I wonder if they've actually only replaced letters with X's. It seems like a poor decision to leave spaces in place, as people can attempt to guess the words based on their length. It's probably randomized, but why bother doing that instead of just "XXXXXXXXXXXXXXXXXXXXXXXXXXXXXXXXXXXXXXXX"? Odd.
I wonder if GPT3 could be used to infer reacted text prompted by the surrounding article..?
But for something like this which is sort of a semi-serious report I kind of have the feeling maybe they're just doing some of these as spurious redactions for the laughs.
>
I wonder if GPT3 could be used to infer reacted text prompted by the surrounding article..?
Generally, I would assume that the part of the text with the most entropy (redacted nouns and their adjectives) would be especially hard for a system like GPT3 to generate. There might be some clues in the surrounding texts, but perhaps someone would need to train it specifically on similar (un-redacted) documents?
Also, the other way around, marking parts as viable-for-redaction and then having GPT3 generate text to fill in those gaps would be a really insidious way of redacting content. I'm guessing a GAN-type network could even generate the visuals that are appropriate to the document that has been redacted..
If the redacted part was somebody's name or a project codename, there's basically no way to infer that unless the system has had source text with that info.

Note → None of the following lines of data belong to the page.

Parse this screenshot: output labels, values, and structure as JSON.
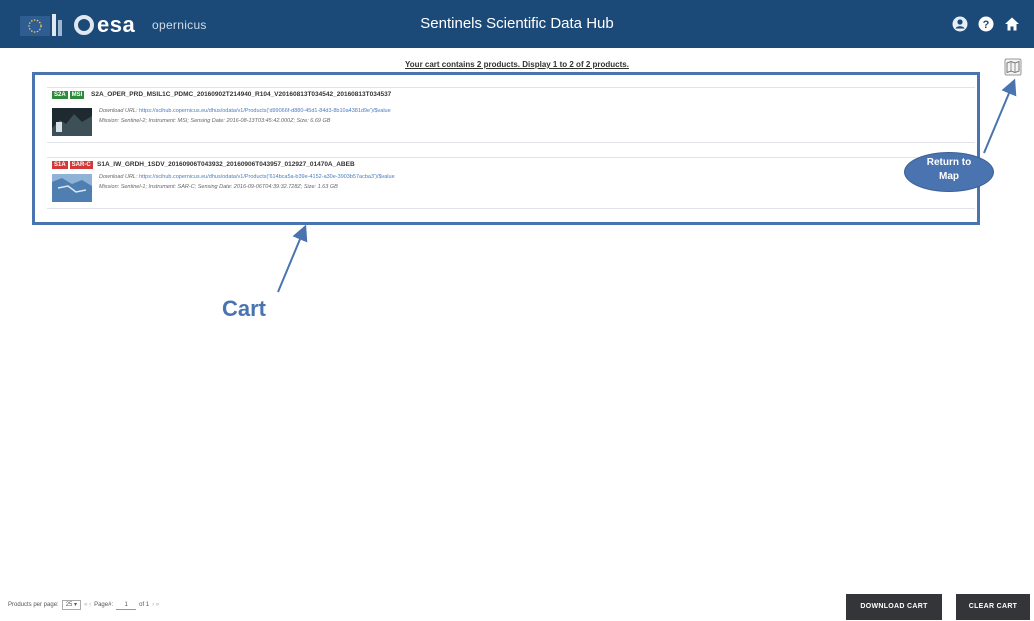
{
  "header": {
    "logo_text": "esa",
    "brand_text": "opernicus",
    "title": "Sentinels Scientific Data Hub",
    "icons": [
      "user-icon",
      "help-icon",
      "home-icon"
    ],
    "bar_color": "#1c4a78"
  },
  "cart": {
    "summary": "Your cart contains 2 products. Display 1 to 2 of 2 products.",
    "return_icon": "map-icon",
    "products": [
      {
        "badges": [
          "S2A",
          "MSI"
        ],
        "badge_color": "#2e8b3c",
        "name": "S2A_OPER_PRD_MSIL1C_PDMC_20160902T214940_R104_V20160813T034542_20160813T034537",
        "download_url_label": "Download URL:",
        "download_url": "https://scihub.copernicus.eu/dhus/odata/v1/Products('d99066f-d880-45d1-84d3-8b10a4381d9e')/$value",
        "details": "Mission: Sentinel-2; Instrument: MSI; Sensing Date: 2016-08-13T03:45:42.000Z; Size: 6.69 GB"
      },
      {
        "badges": [
          "S1A",
          "SAR-C"
        ],
        "badge_color": "#d23a3a",
        "name": "S1A_IW_GRDH_1SDV_20160906T043932_20160906T043957_012927_01470A_ABEB",
        "download_url_label": "Download URL:",
        "download_url": "https://scihub.copernicus.eu/dhus/odata/v1/Products('614bca5a-b39e-4152-a30e-3903b57acba3')/$value",
        "details": "Mission: Sentinel-1; Instrument: SAR-C; Sensing Date: 2016-09-06T04:39:32.728Z; Size: 1.63 GB"
      }
    ]
  },
  "annotations": {
    "cart_label": "Cart",
    "return_label_line1": "Return to",
    "return_label_line2": "Map",
    "color": "#4a74b0"
  },
  "footer": {
    "per_page_label": "Products per page:",
    "per_page_value": "25",
    "nav_prev": "« ‹",
    "page_label": "Page#:",
    "page_value": "1",
    "of_label": "of 1",
    "nav_next": "› »",
    "download_button": "DOWNLOAD CART",
    "clear_button": "CLEAR CART"
  }
}
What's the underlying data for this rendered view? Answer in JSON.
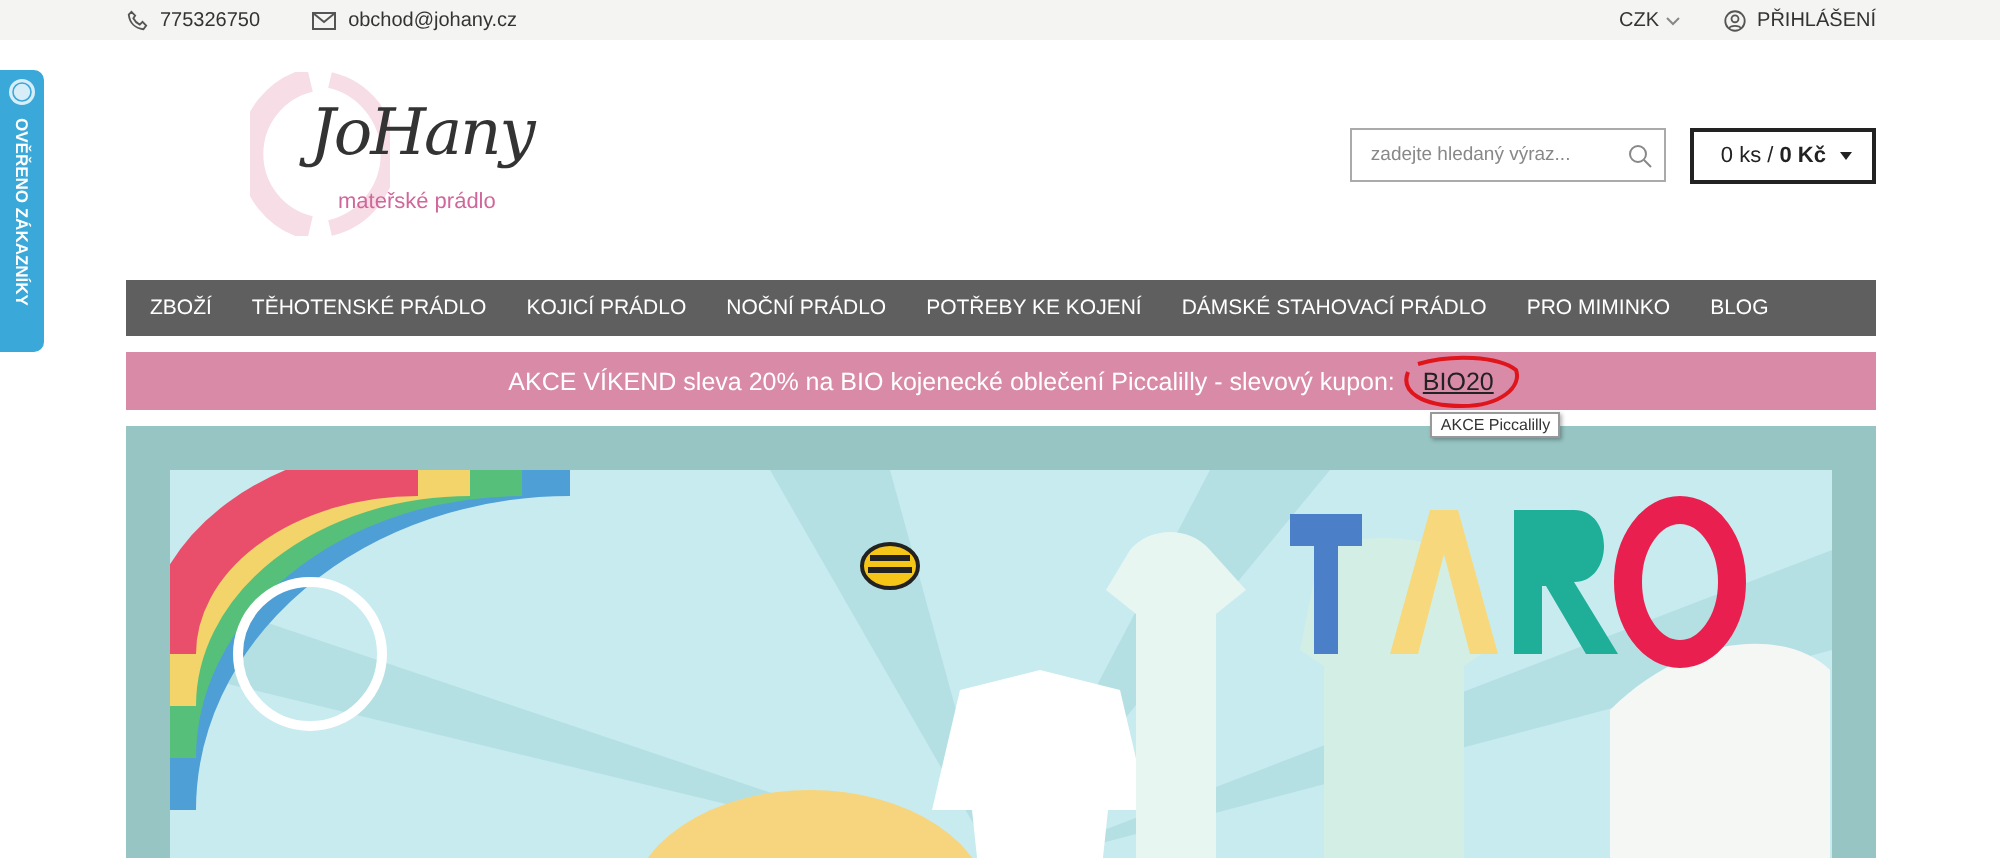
{
  "top_bar": {
    "phone": "775326750",
    "email": "obchod@johany.cz",
    "currency": "CZK",
    "login": "PŘIHLÁŠENÍ"
  },
  "side_badge": {
    "label": "OVĚŘENO ZÁKAZNÍKY"
  },
  "logo": {
    "name": "JoHany",
    "tagline": "mateřské prádlo"
  },
  "search": {
    "placeholder": "zadejte hledaný výraz..."
  },
  "cart": {
    "label": "0 ks / **0 Kč**"
  },
  "nav": [
    "ZBOŽÍ",
    "TĚHOTENSKÉ PRÁDLO",
    "KOJICÍ PRÁDLO",
    "NOČNÍ PRÁDLO",
    "POTŘEBY KE KOJENÍ",
    "DÁMSKÉ STAHOVACÍ PRÁDLO",
    "PRO MIMINKO",
    "BLOG"
  ],
  "promo": {
    "text": "AKCE VÍKEND sleva 20% na BIO kojenecké oblečení Piccalilly - slevový kupon:",
    "code": "BIO20",
    "tooltip": "AKCE Piccalilly"
  }
}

But I guess in the case where they are redacting something like a "method or procedure" that has been written about unredacted in other contexts and then its application in this context is classified, I think that would be possible. I'm sure people are already thinking about how to guard against this.
Your second paragraph is interesting. It's basically an automatic disinformation generator. I think there's almost more security value in releasing a document like that with faked interpolated text standing in for redacted sections, and then a few blacked out sections to add to intrigue and credibility, than in doing a regular redacted document...but maybe there's benefits of the old way I don't understand. Not sure if I got what you were saying there, but I think I got your meaning correctly.